Everyone in mathematics and computer science knows Conway, for the game of Life (which he grew to hate), combinatorics, games, surreal numbers (which inspired Donald Knuth to write a novel), group theory, the Doomsday algorithm (a great trick, and part of Conway’s regular shtick), the free will theorem, and much more. He’s done major work in many different areas of mathematics.

One of the delights of the book is how well it gets across Conway’s unceasing desire to know everything, especially mathematics, and his absolute excitement and delight in numbers and geometry and groups and games. He’s a genius. The way he is in this world is not the way that other people are.

Conway is quoted extensively in the book. I especially like this one, from near the end:

Richard Dawkins wrote a book before he wrote The God Delusion called Unweaving the Rainbow. Now, this title is taken from a few lines from Keats. He says, “Shalt thou unweave the rainbow?” And it’s a vaguely unscientific theme. He’s saying if you explain the rainbow, it is somehow making it less beautiful, by taking away the mystery from it. But everybody who knows anything about anything knows that the more you know, the more beautiful it is.

This is the same point Richard Feynman made:

Feynman said:

I have a friend who’s an artist and has sometimes taken a view which I don’t agree with very well. He’ll hold up a flower and say, “Look how beautiful it is,” and I’ll agree. Then he says, “I as an artist can see how beautiful this is, but you as a scientist take this all apart and it becomes a dull thing,” and I think that he’s kind of nutty.

First of all, the beauty that he sees is available to other people and to me too, I believe, although I might not be quite as refined aesthetically as he is, I can appreciate the beauty of a flower. At the same time, I see much more about the flower than he sees. I could imagine the cells in there, the complicated actions inside, which also have a beauty. I mean, it’s not just beauty at this dimension, at one centimetre; there’s also beauty at smaller dimensions, the inner structure, also the processes. The fact that the colours in the flower evolved in order to attract insects to pollinate it is interesting: it means that insects can see the colour. It adds a question: does this aesthetic sense also exist in the lower forms? Why is it aesthetic?
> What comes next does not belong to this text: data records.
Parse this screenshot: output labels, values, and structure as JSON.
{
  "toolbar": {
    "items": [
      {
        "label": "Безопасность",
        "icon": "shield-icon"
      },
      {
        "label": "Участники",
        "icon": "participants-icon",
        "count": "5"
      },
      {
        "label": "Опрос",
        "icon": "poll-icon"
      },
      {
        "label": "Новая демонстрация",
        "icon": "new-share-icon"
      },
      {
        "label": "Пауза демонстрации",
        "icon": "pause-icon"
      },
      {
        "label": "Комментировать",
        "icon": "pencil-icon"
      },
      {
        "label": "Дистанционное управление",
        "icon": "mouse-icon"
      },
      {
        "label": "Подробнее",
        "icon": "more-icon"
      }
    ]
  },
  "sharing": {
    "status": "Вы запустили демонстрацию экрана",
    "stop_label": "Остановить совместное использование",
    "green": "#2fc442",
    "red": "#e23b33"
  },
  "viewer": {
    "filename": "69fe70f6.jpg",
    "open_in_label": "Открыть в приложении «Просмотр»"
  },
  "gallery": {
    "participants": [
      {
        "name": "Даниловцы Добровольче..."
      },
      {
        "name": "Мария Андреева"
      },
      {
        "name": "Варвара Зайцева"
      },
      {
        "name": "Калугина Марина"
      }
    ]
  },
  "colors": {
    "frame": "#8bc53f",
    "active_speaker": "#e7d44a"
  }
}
All kinds of interesting questions which the science knowledge only adds to the excitement, the mystery and the awe of a flower. It only adds. I don’t understand how it subtracts.

Conway was talking about rainbows because he’s fascinated with them and and how they work—which, of course, most people don’t, or why you can sometimes see two rainbows, or that third and fourth rainbows are also possible. The quote continues, in classic Conway style:

And I think that is the theme of Dawkins’s book—he’s referring to Keats and saying, “No, it’s a good idea to unweave the rainbow.” I keep on meaning to catch Dawkins one day and interrogate him on how the rainbow is formed. Because I think if he’s written a book called Unweaving the Rainbow, he should actually succeed in unweaving the rainbow. Maybe he does, I don’t know, I haven’t read his book. So maybe he knows how the rainbow is formed, but it’s really quite conceivable that he doesn’t, because so very few people do.

This is an unusual book, and the only one I can think of that’s similar is Willeford by Don Herron, his biography of Charles Willeford, the great American novelist. (The Burnt Orange Heresy is the finest novel about modern art ever written.) When I first read it I didn’t appreciate how good it was. Herron knew Willeford. Willeford was a supreme storyteller (and bullshitter, in the best sense), and the usual biographical approach wouldn’t work with him, so Herron did it differently, with the kind of approach Roberts takes with Conway. Willeford still deserves a serious academic biography, but you wouldn’t get to know the man in that book like you do in Herron’s.

(By the way, if you’re ever in San Francisco, take Don Herron’s’ Dashiell Hammett walking tour. I went out with him, just the two of us, in 2008, one of the most memorable days of my life. He took me all over Hammett’s San Francisco, including where Brigid O'Shaughnessy shot Miles Archer, and most amazingly of all he was able to show me the apartment where Hammett lived when he wrote The Maltese Falcon—the apartment is the exact model for Spade’s. I’ll never forget that.)

Back to Genius at Play. I highly recommend it. Even if you’re not too interested in mathematics, it’s worth reading. Roberts and Conway do a fine job of explaining the math, but what’s most important is Conway himself, and his utter joy and complete involvement in what he does, same as a composer or painter might have, or, perhaps, that we all seek in our own lives. (Though probably with fewer marriages and affairs.)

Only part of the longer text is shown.